Publicado 12/03/2026 12:45

O Parlamento Europeu solicita sanções contra a Rússia pelo recrutamento enganoso de estrangeiros para a guerra na Ucrânia

Sessão plenária do Parlamento Europeu em Estrasburgo (França)
ALAIN ROLLAND

O Parlamento Europeu também condena a detenção “arbitrária” do ex-presidente do Níger e a deriva “repressiva” na Geórgia BRUXELAS 12 mar. (EUROPA PRESS) -

O plenário do Parlamento Europeu aprovou nesta quinta-feira uma moção para instar a Comissão Europeia e os Estados-Membros a imporem sanções contra pessoas e entidades responsáveis por enganar pessoas de outros países, principalmente africanos, para levá-los a combater na invasão russa da Ucrânia.

Em uma resolução aprovada na sessão plenária realizada esta semana em Estrasburgo (França) por 479 votos a favor, 17 contra e 43 abstenções, os eurodeputados condenaram o “tráfico de pessoas” realizado pelo Kremlin para “travar sua guerra de agressão brutal, não provocada, injustificada e ilegal contra a Ucrânia”.

A resolução refere-se ao uso de “métodos de recrutamento enganosos”, inclusive por meio de conteúdos nas redes sociais com ofertas de emprego ou educação, particularmente em vários países africanos, Cuba e sul e centro da Ásia.

Os eurodeputados salientaram que estas práticas podem constituir “crimes de guerra” e “crimes contra a humanidade” e, por isso, pedem às plataformas das redes sociais que assumam “a sua responsabilidade” e cooperem com as autoridades para identificar e eliminar os conteúdos utilizados pelas redes de recrutamento ligadas à Rússia.

Eles também apontam que acredita-se que centenas de mulheres vítimas foram enganadas para trabalhar em fábricas de montagem de drones e mencionam o desaparecimento de alguns cidadãos, como Francis Ndung'u Ndarua.

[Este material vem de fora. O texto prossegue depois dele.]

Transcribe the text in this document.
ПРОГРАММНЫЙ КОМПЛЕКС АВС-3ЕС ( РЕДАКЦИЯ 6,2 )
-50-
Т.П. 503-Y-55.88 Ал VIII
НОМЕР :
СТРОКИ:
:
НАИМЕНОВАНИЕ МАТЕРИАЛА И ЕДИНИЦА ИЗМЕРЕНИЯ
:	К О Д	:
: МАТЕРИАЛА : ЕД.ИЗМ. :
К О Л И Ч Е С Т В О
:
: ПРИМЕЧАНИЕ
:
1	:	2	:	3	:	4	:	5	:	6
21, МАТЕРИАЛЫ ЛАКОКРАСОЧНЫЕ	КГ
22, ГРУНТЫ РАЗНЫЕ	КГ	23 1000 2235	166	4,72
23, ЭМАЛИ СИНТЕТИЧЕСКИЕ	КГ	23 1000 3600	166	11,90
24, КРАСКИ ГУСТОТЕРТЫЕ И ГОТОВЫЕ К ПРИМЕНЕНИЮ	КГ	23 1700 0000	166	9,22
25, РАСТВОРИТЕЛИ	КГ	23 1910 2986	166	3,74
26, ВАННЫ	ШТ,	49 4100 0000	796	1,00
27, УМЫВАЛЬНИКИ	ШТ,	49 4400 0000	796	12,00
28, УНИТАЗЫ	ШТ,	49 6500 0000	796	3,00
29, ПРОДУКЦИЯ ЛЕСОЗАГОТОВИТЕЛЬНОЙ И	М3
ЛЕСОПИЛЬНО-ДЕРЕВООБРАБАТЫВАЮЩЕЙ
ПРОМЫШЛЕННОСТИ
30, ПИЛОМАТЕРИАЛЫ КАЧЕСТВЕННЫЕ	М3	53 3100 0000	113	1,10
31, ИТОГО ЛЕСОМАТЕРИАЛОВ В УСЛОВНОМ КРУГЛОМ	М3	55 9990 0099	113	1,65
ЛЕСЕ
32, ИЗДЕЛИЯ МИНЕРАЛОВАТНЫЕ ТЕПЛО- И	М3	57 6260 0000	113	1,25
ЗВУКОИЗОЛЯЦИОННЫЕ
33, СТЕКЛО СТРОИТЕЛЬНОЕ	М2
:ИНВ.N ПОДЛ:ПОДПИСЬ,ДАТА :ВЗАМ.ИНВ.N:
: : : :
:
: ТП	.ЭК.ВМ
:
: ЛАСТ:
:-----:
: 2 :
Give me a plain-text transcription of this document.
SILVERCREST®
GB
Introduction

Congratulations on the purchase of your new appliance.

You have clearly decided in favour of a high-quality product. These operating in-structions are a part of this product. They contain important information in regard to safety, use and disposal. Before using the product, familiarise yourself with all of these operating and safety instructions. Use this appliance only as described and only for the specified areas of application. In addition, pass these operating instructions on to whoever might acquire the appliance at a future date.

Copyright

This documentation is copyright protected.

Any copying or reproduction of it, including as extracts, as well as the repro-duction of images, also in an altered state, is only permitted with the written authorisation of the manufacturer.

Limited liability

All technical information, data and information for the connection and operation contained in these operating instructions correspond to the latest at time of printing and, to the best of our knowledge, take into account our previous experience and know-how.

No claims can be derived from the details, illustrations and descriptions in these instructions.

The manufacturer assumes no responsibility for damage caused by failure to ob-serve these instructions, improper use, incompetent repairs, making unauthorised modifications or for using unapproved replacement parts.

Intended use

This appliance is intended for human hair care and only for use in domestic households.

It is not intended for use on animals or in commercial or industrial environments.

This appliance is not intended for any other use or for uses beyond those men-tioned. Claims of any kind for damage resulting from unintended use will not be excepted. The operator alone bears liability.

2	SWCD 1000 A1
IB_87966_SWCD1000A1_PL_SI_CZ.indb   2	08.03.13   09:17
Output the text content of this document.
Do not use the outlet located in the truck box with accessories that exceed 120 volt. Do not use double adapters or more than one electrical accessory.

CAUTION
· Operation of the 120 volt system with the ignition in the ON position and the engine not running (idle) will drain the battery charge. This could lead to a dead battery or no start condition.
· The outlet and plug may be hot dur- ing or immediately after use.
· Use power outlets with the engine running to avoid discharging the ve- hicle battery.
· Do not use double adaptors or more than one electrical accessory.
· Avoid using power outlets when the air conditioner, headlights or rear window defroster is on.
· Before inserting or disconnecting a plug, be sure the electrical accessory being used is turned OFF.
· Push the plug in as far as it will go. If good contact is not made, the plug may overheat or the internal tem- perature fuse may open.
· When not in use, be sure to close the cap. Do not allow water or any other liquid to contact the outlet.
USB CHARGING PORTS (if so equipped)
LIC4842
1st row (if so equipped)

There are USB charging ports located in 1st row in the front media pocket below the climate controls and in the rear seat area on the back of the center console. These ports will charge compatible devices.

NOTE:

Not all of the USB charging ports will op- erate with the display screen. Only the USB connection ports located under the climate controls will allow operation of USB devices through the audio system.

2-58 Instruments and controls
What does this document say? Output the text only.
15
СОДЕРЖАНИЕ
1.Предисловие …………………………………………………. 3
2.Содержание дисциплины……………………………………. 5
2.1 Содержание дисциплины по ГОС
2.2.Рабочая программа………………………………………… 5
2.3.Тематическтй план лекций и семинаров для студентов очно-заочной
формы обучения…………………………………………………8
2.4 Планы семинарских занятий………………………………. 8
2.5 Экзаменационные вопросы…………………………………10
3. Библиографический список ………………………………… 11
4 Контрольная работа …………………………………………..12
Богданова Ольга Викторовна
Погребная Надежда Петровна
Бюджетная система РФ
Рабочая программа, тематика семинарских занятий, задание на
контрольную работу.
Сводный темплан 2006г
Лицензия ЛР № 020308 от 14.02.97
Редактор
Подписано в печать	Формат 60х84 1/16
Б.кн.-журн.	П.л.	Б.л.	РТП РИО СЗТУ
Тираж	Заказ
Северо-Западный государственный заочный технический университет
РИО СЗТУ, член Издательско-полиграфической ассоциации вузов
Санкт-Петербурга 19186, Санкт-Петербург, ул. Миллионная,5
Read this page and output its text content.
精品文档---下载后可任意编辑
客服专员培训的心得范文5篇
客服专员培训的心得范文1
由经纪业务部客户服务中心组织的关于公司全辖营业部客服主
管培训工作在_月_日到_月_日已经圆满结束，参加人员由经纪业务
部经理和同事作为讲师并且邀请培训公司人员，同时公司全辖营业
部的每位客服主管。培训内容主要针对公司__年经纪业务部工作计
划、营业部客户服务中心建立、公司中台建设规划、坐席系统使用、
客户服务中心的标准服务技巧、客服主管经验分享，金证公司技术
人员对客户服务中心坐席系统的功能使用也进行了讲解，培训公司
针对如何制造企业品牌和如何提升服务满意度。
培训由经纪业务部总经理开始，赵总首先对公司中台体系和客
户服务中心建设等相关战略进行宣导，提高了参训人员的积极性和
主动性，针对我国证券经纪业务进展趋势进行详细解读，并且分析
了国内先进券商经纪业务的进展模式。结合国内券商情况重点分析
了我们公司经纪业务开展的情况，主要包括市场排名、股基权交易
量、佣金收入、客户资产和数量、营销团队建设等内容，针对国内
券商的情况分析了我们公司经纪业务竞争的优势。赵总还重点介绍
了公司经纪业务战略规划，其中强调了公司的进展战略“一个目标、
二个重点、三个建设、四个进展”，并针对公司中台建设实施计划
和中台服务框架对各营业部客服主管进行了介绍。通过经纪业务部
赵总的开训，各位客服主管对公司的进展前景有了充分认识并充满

Os eurodeputados solicitaram sua repatriação e instaram a Rússia a informar seus familiares sobre seu paradeiro e estado de saúde.

DETENÇÕES NO NÍGER E NA GEÓRGIA O Parlamento Europeu também aprovou duas resoluções condenando a detenção “arbitrária” do ex-presidente Mohamed Bazoum pela junta no Níger, bem como a “perseguição sistemática” que o partido Sonho Georgiano leva a cabo na Geórgia contra seus oponentes políticos e jornalistas.

A primeira moção, que foi aprovada com 524 votos a favor, 2 contra e 29 abstenções, critica “a repressão dos atores políticos, jornalistas e da sociedade civil no Níger” desde que a junta militar tomou o poder, e pediu a libertação imediata do presidente democraticamente eleito Mohamed Bazoum e de todos os detidos desde o golpe de Estado de 2023.

Os eurodeputados salientaram que a situação humanitária e de segurança no país se “deteriorou significativamente” desde então, citando um aumento do tráfico de pessoas e armas, bem como dos fluxos migratórios irregulares através do Sahel.

“A continuidade e o acesso à ajuda humanitária nas zonas de conflito no Níger devem ser garantidos”, afirma o texto aprovado no Parlamento Europeu, que também expressa sua “profunda preocupação” com a intenção anunciada pelo país de se retirar do Tribunal Penal Internacional (TPI).

Também aponta “um retrocesso preocupante da democracia” e dos direitos humanos no Sahel e pede “o restabelecimento da ordem democrática, incluindo a reabilitação dos partidos políticos e a organização de eleições livres e justas”.

Quanto à Geórgia, a resolução, aprovada com 438 votos a favor, 37 contra e 81 abstenções, o Parlamento Europeu condenou “a perseguição sistemática” levada a cabo na Geórgia pelo partido no poder e pediu a libertação da política Elene Khoshtaria, membro da Coligação para a Mudança.

Também denunciou “o tratamento degradante e desumano que ela teria sofrido” durante sua detenção, que começou em setembro passado, e exigiu “uma investigação independente e transparente” sobre outros abusos à segurança nacional.

Os eurodeputados expressaram sua “profunda preocupação” com a “detenção continuada” e a deterioração do estado de saúde do ex-presidente Mikheil Saakashvili, que durante mais de quatro anos “foi efetivamente mantido como refém político”.

Por conseguinte, solicitaram aos 27 Estados-Membros que imponham sanções seletivas e uma proibição de vistos em toda a UE aos representantes do regime e àqueles que o apoiam.

“A existência de presos políticos é incompatível com as obrigações da Geórgia nos termos do Acordo de Associação UE-Geórgia”, afirmam os eurodeputados, que expressaram o seu “apoio inabalável” ao povo georgiano e “o seu compromisso com um futuro democrático e europeu”.